Vini Jr. busca voo mais alto em 1ª Copa como protagonista – 28/04/2026 – Esporte
Integrante da seleção brasileira que parou nas quartas de final da Copa do Mundo de 2022, no Qatar, Vinicius Junior chega à sua segunda Copa do Mundo em cenário bem distinto. Antes um coadjuvante que tratava com reverência o dono do time, Neymar, o atacante vai desembarcar na América do Norte como o grande nome do Brasil.
Perto de completar 26 anos –seu aniversário será no domingo anterior à final–, o fluminense de São Gonçalo tem ciência de que a responsabilidade cresceu. A resposta diante dessa exigência vai ditar seu tamanho histórico na equipe nacional e no próprio futebol, que vive momento simbólico de passagem de bastão.
Tal passagem está em curso desde o final da última década, é verdade, mas o Mundial de 2026, ao que tudo indica, será o último do argentino Lionel Messi, 38, e do português Cristiano Ronaldo, 41, os principais boleiros do planeta em boa parte deste século. Se eles ainda são capazes de atuar em alto nível e brigar pelo título da Copa, existem também jovens sedentos pelo trono.
O francês Kylian Mbappé já tem, aos 27 anos, um currículo impressionante, com 12 gols no Mundial, duas finais e um título. O espanhol Lamine Yamal, 18, é dono de um talento inegável. E há Vinicius, disposto a guiar o país do futebol de volta à terra prometida.
“Antes, eu era uma promessa. Agora estou na linha de frente, conduzindo o time e tentando levar o Brasil ao topo do futebol”, afirmou. “Há muita pressão na seleção, faz tempo que não ganhamos a Copa. Manter a calma pode nos tornar melhores.”
O garoto de São Gonçalo já exibiu repetidamente sua capacidade com a camisa do Real Madrid. Após um início difícil no clube espanhol, consolidou-se como um de seus craques. E mostrou poder de decisão em jogos enormes: fez o gol do título da Champions League de 2021/22 e marcou também no triunfo da decisão de 2023/24.
Aclamado por parte da crítica como o melhor jogador de 2024, perdeu o título de melhor do mundo na mais prestigiada premiação, a Bola de Ouro, da revista France Football, para o espanhol Rodri, do Manchester City. Venceu a votação da Fifa (Federação Internacional de Futebol), o que soou como um prêmio de consolação.
Ele atribuiu a derrota à sua luta contra o racismo –do qual é vítima recorrente nos campos europeus. Insultado, o menino de São Gonçalo dança provocativamente ao celebrar seus gols e é novamente insultado. “Baila, Vini” virou um grito de seus apoiadores e o nome do documentário da Netflix que retrata sua trajetória.

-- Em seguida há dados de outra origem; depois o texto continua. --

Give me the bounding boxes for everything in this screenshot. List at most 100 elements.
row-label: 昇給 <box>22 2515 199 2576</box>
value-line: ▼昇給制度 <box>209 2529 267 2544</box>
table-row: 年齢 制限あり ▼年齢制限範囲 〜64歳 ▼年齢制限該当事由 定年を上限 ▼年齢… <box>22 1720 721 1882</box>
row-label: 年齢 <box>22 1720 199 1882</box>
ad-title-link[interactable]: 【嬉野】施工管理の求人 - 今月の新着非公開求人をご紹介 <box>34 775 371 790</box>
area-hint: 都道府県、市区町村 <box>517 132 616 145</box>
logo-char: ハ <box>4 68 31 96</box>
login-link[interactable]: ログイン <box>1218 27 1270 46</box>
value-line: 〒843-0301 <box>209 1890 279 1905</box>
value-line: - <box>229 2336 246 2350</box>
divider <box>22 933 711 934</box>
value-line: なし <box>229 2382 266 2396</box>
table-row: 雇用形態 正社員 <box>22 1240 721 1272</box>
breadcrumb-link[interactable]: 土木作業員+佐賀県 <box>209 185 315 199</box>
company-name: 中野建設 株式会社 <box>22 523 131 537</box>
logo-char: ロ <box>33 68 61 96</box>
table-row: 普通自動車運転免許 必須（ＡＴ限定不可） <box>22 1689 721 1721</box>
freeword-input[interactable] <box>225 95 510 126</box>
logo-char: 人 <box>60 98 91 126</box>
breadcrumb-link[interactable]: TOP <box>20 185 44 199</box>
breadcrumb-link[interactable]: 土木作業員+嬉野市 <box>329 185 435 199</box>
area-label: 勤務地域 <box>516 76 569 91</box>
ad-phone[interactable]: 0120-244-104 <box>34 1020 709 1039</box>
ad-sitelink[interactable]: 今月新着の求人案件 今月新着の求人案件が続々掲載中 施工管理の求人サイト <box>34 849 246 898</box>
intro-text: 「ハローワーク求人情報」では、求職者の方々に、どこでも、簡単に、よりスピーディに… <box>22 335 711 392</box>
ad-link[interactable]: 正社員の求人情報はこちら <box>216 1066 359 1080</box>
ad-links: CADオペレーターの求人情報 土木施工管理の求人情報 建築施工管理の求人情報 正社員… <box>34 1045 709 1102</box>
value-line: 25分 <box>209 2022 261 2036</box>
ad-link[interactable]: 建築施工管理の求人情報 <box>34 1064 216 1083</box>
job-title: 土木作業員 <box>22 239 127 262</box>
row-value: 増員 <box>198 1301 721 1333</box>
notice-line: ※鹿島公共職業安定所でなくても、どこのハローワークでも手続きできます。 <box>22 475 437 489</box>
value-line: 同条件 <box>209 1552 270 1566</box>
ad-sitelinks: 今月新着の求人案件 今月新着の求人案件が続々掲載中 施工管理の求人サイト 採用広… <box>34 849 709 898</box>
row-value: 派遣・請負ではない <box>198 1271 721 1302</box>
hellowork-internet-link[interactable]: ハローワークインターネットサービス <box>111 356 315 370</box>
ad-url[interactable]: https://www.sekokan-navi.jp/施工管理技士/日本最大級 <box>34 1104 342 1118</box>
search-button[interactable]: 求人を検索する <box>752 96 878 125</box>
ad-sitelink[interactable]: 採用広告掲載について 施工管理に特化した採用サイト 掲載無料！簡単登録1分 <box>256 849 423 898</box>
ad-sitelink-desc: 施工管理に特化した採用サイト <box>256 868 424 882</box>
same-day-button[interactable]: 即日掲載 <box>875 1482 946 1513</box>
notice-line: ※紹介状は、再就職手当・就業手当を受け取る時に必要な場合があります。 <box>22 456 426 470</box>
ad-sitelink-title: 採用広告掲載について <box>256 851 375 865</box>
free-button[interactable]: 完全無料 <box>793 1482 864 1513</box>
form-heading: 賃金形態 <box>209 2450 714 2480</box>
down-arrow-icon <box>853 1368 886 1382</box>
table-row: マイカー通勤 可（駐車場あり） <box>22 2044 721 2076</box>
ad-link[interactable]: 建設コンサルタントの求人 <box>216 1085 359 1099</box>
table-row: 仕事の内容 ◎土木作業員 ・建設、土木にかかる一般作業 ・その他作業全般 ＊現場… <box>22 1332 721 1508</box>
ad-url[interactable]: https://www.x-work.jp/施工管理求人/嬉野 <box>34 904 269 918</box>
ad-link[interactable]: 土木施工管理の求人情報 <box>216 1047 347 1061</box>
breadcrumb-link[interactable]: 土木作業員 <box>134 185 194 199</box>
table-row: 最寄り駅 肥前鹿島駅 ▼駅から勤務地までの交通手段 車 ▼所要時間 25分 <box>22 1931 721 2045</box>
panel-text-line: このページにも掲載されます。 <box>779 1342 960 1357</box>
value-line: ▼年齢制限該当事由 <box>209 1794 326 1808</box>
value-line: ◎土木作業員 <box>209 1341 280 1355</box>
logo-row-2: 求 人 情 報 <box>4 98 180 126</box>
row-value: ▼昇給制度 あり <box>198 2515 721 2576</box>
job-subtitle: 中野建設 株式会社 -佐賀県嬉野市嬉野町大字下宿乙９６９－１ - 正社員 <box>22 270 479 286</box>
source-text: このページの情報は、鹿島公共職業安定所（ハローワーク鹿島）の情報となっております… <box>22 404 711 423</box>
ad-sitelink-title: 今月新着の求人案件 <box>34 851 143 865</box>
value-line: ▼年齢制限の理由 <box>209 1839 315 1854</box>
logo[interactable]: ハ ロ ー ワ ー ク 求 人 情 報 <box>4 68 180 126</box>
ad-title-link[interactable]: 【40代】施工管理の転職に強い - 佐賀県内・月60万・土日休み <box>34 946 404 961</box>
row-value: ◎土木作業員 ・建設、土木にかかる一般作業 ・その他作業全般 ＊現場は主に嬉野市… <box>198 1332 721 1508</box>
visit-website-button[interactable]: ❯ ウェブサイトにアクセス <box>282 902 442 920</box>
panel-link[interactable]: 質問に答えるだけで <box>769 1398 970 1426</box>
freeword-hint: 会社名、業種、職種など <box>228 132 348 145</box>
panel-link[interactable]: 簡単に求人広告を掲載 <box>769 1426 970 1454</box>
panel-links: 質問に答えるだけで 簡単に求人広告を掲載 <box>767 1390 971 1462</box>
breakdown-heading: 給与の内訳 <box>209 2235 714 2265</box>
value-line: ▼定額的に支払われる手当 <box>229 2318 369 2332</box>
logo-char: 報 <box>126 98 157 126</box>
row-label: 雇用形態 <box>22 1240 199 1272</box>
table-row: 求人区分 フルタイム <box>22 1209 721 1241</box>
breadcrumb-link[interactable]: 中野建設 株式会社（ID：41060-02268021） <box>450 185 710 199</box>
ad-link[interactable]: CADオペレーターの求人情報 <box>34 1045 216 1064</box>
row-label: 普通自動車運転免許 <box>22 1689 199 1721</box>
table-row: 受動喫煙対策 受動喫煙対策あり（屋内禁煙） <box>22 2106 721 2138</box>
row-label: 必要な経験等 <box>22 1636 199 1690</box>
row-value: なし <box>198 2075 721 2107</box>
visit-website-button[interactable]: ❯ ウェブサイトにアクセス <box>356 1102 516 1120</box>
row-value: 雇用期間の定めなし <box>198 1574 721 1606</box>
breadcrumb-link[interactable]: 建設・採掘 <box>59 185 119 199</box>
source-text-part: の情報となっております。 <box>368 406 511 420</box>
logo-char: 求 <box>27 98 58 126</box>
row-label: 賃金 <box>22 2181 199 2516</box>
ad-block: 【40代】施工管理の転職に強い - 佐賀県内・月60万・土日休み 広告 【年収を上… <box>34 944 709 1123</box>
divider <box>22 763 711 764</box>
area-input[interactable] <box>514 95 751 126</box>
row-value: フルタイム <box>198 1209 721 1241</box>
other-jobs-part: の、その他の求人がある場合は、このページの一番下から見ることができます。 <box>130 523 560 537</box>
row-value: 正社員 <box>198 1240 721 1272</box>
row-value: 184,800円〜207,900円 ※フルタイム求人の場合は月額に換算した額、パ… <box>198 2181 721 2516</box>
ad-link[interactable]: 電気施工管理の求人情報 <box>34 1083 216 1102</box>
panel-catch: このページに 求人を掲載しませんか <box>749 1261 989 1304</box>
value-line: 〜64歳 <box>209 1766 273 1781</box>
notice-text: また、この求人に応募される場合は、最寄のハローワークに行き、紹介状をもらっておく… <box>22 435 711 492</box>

Junior já bailou muito sob comando do italiano Carlo Ancelotti, o treinador que o fez desabrochar no Real Madrid. Ancelotti assumiu a seleção brasileira no ano passado e conta com o futebol do fluminense para conduzir o Brasil ao hexa, 24 anos após o penta.
“Aprendi muito com ele. Chegou ao clube quando eu tinha 21 anos e me deu a confiança de que eu precisava. É, de longe, o melhor técnico que já tive. É um dos maiores do futebol, se não é o maior”, disse o atacante.
Os elogios são recíprocos. Como fez no Real Madrid, Carletto tenta dar força a Vini na equipe verde-amarela. O italiano se recusa a convocar Neymar, embora mantenha publicamente a boa vizinhança com o velho dono da camisa 10, e incentiva o novo protagonista a abrir suas asas.
Na Copa de 2022, enquanto reverenciava Neymar e comia bisteca de ouro –a visita ao restaurante do midiático chef Salt Bae, em Doha, rendeu uma enxurrada de críticas–, Vinicius Junior marcou um gol e deu duas assistências. Agora, no Mundial a ser realizado nos Estados Unidos, no México e no Canadá, espera-se mais.